Jackie is a quiet loner who happens to secretly be a badass bank robber. Vespa is a artist who rides motorbikes and obsessively plans her revenge on an ex-partner. Together, they find love and a heap of trouble when Jackie hatches a scheme that has them crossing swords with a corrupt construction mogul.
Such is the wonderfully weird world built by writer and artist SK Dyment in Steel Animals (Inanna Publications). An outrageous, hilarious, and surprising tale of love, revenge, and redemption spun through a lens of queer magic realism, Steel Animals is unique and refreshing, and deftly mines the political, economic, and social themes beneath its humour and action.
We're excited to welcome SK to Open Book today to talk about how they wrote the character of Jackie, as part of our In Character series.
They tell us about the irony of writing a safecracker who other people open up to, the role of Post-Its in their approach to crafting dialogue, and how they would cast Steel Animals' characters in a film version of the book.
Tell us about the main character in your new book.
The main character in my new book is a bit of a conduit for the stories of the rest of the characters, which unfold and weave together as they disclose their private stories to Jackie one at a time. Jackie is a safecracker, and so it is funny and ironic that people trust her wherever she goes and tell her personal things. She also is an individual who had a very lonely start as a child often wandering the streets on her own, observing human behaviour and later determining how to finesse the pillaging of automatic bank machines. Like many people, she is a typical underestimated brilliance, and so the potential to identify with her "odd" decisions derive from this factor. She is also not morally perfectly formed, and is later to encounter an important secondary character who challenges and exceeds the usual definition of right and wrong. Because it playfully addresses contemporary moral questions, the book has definitely some very heavy themes within it and a lot of hidden messages including the use of an encrypted code, but I use a fast-paced satirical comedic "send-up" to address these themes. Therefor her life choices are somewhat symbolic of larger things, and while she ultimately experiences regret for an act of revenge she engineers, she also epitomizes the redemption tale as she tackles true criminals with her friends.
What is your approach to crafting dialogue, particularly for your main character? Do you have any tips about writing dialogue for aspiring and emerging writers?
Yes, crafting dialogue is the key to a lively book. Something deliberate that I implemented was to note on Post-Its actors or presenters I liked which I thought could play the roles. I always thought of that book as being the preparation for a movie, and so I've had a screenplay going in the background. Also what came naturally was to "actively" listen when I was doing other work in cafes or crowded bars and imagine the characters from my book in various conversations through the voices of strangers. I think all writers do this.
How clearly do you see your characters' physical appearances while writing, and how relevant are their appearances to your writing process?
A clear idea of the character's visual appearance was essential to me from the beginning.
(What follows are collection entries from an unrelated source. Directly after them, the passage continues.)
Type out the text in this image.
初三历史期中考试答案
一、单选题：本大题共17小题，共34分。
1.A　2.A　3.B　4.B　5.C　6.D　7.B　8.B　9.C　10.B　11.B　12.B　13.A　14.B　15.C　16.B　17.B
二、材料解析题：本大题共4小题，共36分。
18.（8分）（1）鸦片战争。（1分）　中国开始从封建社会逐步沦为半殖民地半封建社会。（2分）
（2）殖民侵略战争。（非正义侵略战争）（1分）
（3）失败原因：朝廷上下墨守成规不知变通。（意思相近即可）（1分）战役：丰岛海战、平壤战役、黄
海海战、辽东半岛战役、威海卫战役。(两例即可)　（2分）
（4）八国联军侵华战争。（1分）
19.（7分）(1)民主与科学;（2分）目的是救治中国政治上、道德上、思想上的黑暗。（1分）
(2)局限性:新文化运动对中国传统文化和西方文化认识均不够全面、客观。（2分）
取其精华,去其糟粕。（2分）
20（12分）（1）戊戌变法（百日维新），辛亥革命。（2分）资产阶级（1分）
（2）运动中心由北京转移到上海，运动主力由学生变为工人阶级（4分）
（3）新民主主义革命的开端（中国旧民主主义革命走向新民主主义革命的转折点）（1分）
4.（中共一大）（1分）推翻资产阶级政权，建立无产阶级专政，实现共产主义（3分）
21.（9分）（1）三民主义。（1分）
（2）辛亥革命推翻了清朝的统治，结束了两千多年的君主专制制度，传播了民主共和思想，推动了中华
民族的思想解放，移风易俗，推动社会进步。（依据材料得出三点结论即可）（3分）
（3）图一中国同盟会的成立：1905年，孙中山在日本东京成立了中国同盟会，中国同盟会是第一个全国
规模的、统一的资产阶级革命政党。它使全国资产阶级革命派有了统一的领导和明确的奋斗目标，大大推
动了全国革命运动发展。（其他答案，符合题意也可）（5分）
I actually sketched them out at various stages, and I knew I wanted to make them distinct enough with physical traits that my readership would find them compelling. I tried however to walk a bit of a vague line in description, so while there is self-identified young black male in the book, with a sister who references herself as white and they discuss this and their contrasting experiences, other characters have only black hair mentioned and more emphasis on dress descriptions and so on. It is vague in this way so that it is entirely possible to potentially read the main character as a PoC, although she does not directly reference this in her intimate dialogue, and significant as well is an early reference to her being "gender ambivalent" and therefor possibly also struggling with trans or questioning issues in her personal life.
What actor would you most love to cast to play your most recent main character?
This is a great question. There are so many talented people in Toronto and so many interesting characters in the book. Of course I can think of a few specific actors who would do wonderful versions of the characters, but I'd rather say I envision a yet unknown actor rising up among the faces of the many talented people in the twenty to thirty-five year age range of actors and finding the script speaks to them the day I finally circulate the screenplay version of Steel Animals.
SK Dyment is a writer and visual artist with a love of political cartooning. SK likes take to the stage at open mic events to perform poetry, short prose and stand-up work and they have written several plays which were produced at Buddies In Bad Times Theatre. Their illustrations were most recently published in Ursula Pflug’s flash fiction novel, Motion Sickness, which was longlisted for the ReLit Award. Their humour and cartooning work has appeared in a number of magazines including, Peace Magazine, This Magazine, Open Road Magazine, Healthsharing, Herizons, Kinesis, The Activist Magazine, Kick It Over Magazine, and Fireweed. Steel Animals is their debut novel.